Objective: To compare the randomized controlled trial evidence for therapeutic effects on walking of functional electrical stimulation and ankle foot orthoses for foot drop caused by central nervous system conditions.
Data sources: MEDLINE, CINAHL, Cochrane Central Register of Controlled Trials, REHABDATA, PEDro, NIHR Centre for Reviews and Dissemination, Scopus and
Study selection: One reviewer screened titles/abstracts. Two independent reviewers then screened the full articles.
Data extraction: One reviewer extracted data, another screened for accuracy. Risk of bias was assessed by 2 independent reviewers using the Cochrane Risk of Bias Tool.

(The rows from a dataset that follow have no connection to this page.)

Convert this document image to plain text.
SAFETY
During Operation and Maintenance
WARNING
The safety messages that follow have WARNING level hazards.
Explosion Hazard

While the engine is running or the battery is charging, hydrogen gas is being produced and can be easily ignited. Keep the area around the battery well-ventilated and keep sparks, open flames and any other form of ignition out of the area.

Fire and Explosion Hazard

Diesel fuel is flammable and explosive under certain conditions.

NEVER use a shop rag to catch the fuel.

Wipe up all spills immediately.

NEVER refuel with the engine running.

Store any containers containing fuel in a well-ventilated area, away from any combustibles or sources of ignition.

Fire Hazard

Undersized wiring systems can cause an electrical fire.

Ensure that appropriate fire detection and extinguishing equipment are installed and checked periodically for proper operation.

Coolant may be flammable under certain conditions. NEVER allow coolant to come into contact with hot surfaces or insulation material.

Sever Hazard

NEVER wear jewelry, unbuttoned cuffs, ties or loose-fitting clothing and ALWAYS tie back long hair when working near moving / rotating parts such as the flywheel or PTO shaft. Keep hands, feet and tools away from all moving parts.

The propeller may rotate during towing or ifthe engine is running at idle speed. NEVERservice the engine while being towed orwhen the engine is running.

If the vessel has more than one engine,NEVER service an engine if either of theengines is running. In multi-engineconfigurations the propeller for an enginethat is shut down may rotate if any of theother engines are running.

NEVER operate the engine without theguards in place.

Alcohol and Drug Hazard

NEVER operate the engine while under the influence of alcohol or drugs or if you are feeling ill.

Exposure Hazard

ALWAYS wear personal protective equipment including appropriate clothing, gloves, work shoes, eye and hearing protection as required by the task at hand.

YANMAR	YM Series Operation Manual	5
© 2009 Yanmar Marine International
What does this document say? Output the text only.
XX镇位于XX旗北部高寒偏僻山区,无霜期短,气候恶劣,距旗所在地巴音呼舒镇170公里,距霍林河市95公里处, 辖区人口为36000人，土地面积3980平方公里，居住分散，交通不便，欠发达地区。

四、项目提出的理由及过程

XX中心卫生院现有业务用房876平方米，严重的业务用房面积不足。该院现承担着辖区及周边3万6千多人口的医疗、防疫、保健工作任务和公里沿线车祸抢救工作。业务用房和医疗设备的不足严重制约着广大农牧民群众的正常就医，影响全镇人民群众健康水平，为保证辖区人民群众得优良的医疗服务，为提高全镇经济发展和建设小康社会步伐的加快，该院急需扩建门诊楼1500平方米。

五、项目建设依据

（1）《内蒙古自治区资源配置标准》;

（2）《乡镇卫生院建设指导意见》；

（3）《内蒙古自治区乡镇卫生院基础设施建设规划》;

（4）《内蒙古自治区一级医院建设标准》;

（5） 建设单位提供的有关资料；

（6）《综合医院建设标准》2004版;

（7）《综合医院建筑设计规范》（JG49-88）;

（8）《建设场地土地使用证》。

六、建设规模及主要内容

Data synthesis: Eight papers were eligible; 7 involving participants with stroke and 1 involving participants with cerebral palsy. Two papes reporting different measures from the same trial were grouped, resulting in 7 synthesized randomized controlled trials (n= 464). Meta-analysis of walking speed at final assessment (p = 0.46), for stroke participants (p = 0.54) and after 4–6 weeks’ use (p = 0.49) showed equal improvement for both devices.
Conclusion: Functional electrical stimulation and ankle foot orthoses have an equally positive therapeutic effect on walking speed in non-progressive central nervous system diagnoses. The current randomized controlled trial evidence base does not show whether this improvement translates into the user’s own environment or reveal the mechanisms that achieve that change. Future studies should focus on measuring activity, muscle activity and gait kinematics. They should also report specific device details, capture sustained therapeutic effects and involve a variety of central nervous system diagnoses.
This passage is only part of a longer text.